The most trusted security is to untrust
The traditional view that the security of our network is guaranteed by firewalls on the perimeter alone, and that everything inside is trustworthy and safe, is simply outdated. Adequate perimeter protection is no longer sufficient against advanced threats, and devices can no longer be trusted just based on which side of the firewall they are located in which zone. The paradigm shift in the IT security industry started years ago, resulting in the Zero Trust model.
According to Zero Trust paradigm, we never trust any resource or device by default, they are always checked, authenticated, and the traffic of all communicating elements is constantly monitored. However, the standardized Zero Trust architecture still has some risks, such as the fact that it is often not enough to identify traffic by its parameters and meta-information (source, destination, protocol, etc.), but it is also necessary to be able to filter traffic by content, even in the case of encrypted traffic.
The activity and external communication of a targeted ransomware can be made visible with endpoint protection, firewalls, in several cases DNS security. But a security toolkit of separate elements alone is not enough either. The components must be integrated to achieve the level of visibility, anomaly detection and event correlation that is essential to thwart such a targeted attack.
Most vendors already have integrated solutions that can serve on-prem, hybrid or pure cloud systems. For threat mitigation, cloud services from large vendors – more recently supported by AI – are essential to provide the right level of protection (detection, analysis, zero-day vulnerabilities).
Life Cycle of Cyber Attacks
Targeted, intrusive cyber attacks have their own typical lifecycle, the phases and sub-activities of which are categorized into the following points according to the Lockheed Martin Intrusion Kill Chain model:
1. Reconnaisance (getting to know the target, identifying vulnerabilities)
2. Weaponization (preparation of codes and manipulations that enable penetration and successful attack)
3. Delivery (delivery of attacking agents to target systems)
4. Exploitation (exploiting vulnerabilities for communication, code execution, etc.)
5. Installation (installing malicious programs on infected devices)
6. Command & Control (C2; remote control of bots to coordinate attacks, receive data leaks, distribute malicious code, etc.)
7. Actions on Objectives (execution of subtasks of the attack, e.g. lateral movement, data theft, file encryption, hijacking traffic, etc.)
Countermeasures to protect the corporate network and prevent data leak should cover each stage of a cyber kill chain, to protect against cyber attacks, as well as to detect and mitigate ongoing incidents. Among these, we will only highlight here how to detect traffic generated by malware that has already entered our network.
Once cyber criminals installed their malwares, the malicious programs will try to establish a Command & Control (C2) channel in order to communicate and pass data back and forth between the infected devices and their own infrastructure.
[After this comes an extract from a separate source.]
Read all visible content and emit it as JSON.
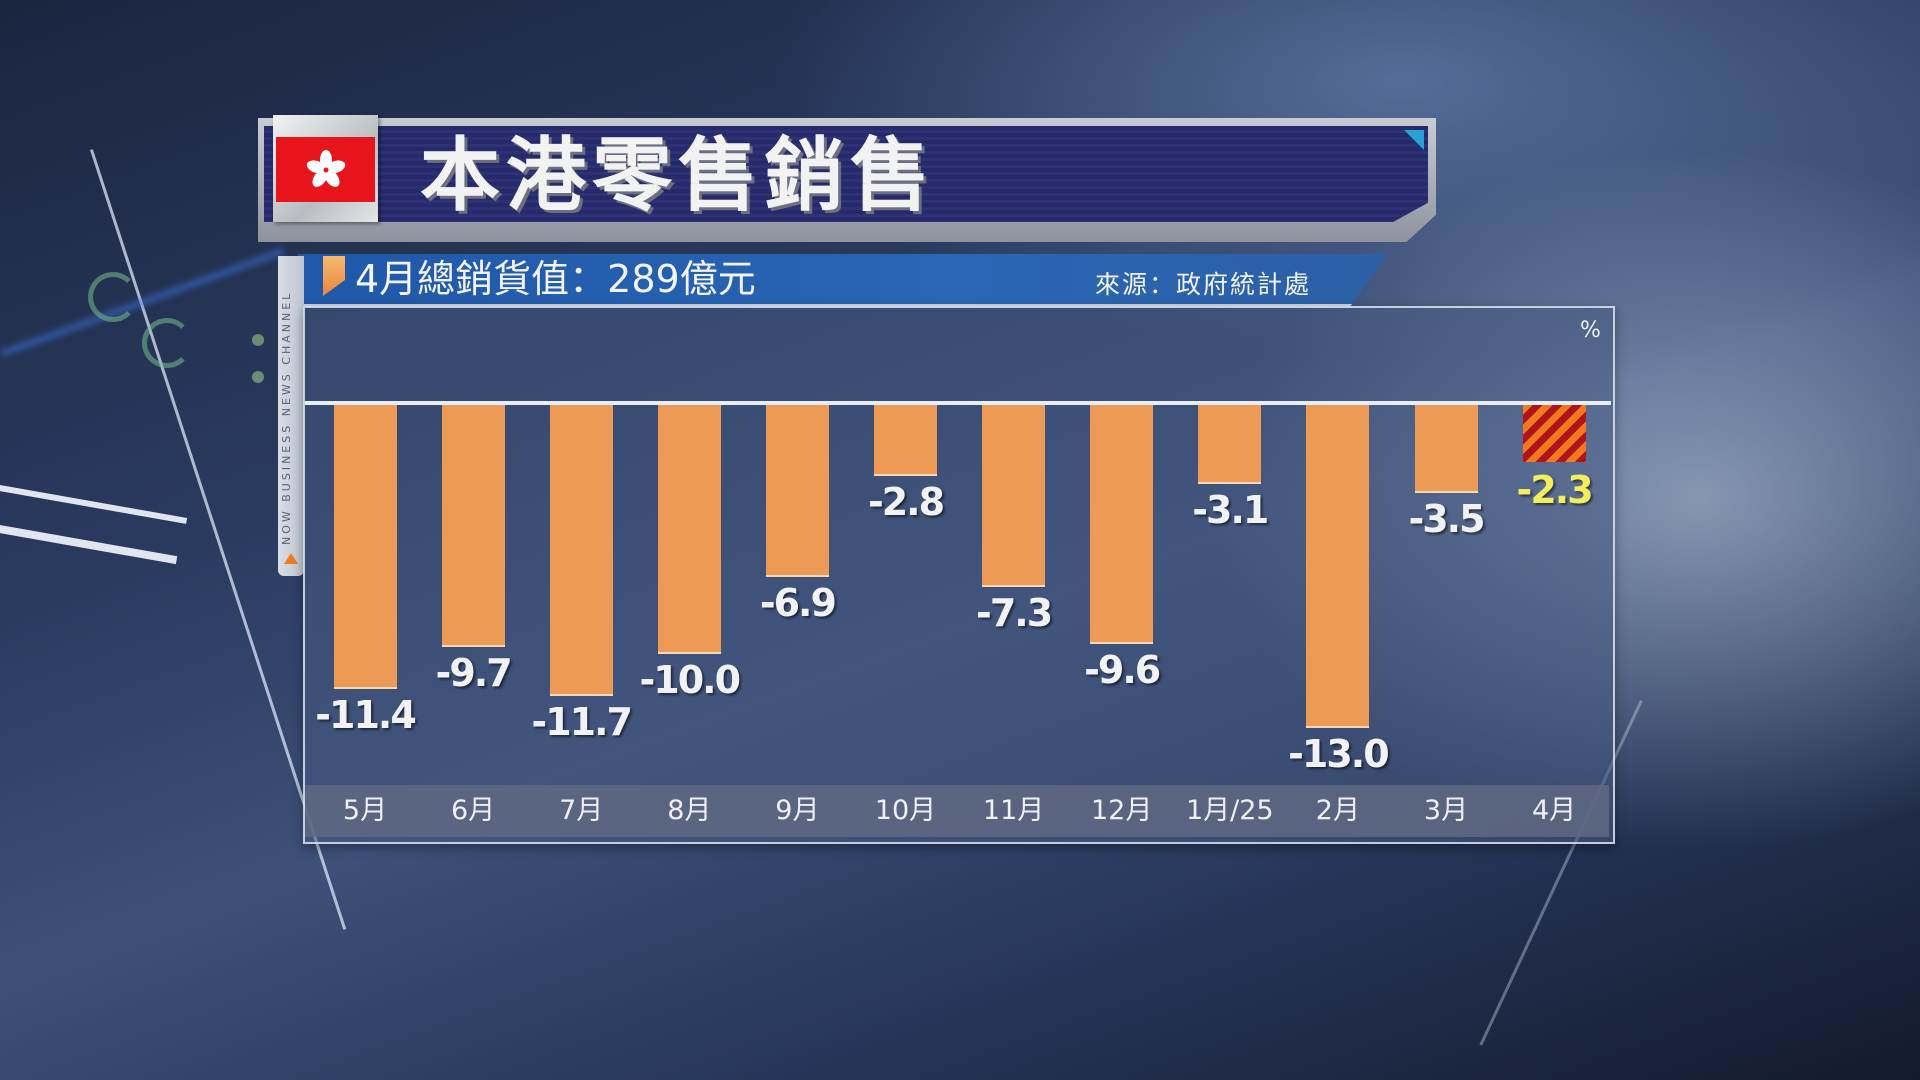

Next-generation firewalls (NGFW) and their new capabilities, such as Advanced Threat Prevention (ATP), help detect and block malicious traffic in the following ways:
– Monitor and inspect all traffic between zones and enforce user access and application control for secure zones. Traffic must always be person/device bound, and the firewall can inspect not only L3/L4 headers, but also packet payloads.
– Block outbound C2 communication and the upload of file and data samples (e.g. bank account number) to prevent data leakage.
– Redirect harmful outbound traffic to the internal sinkhole to identify and isolate the infected host.
– Block outbound communication to known malicious domains through URL filtering.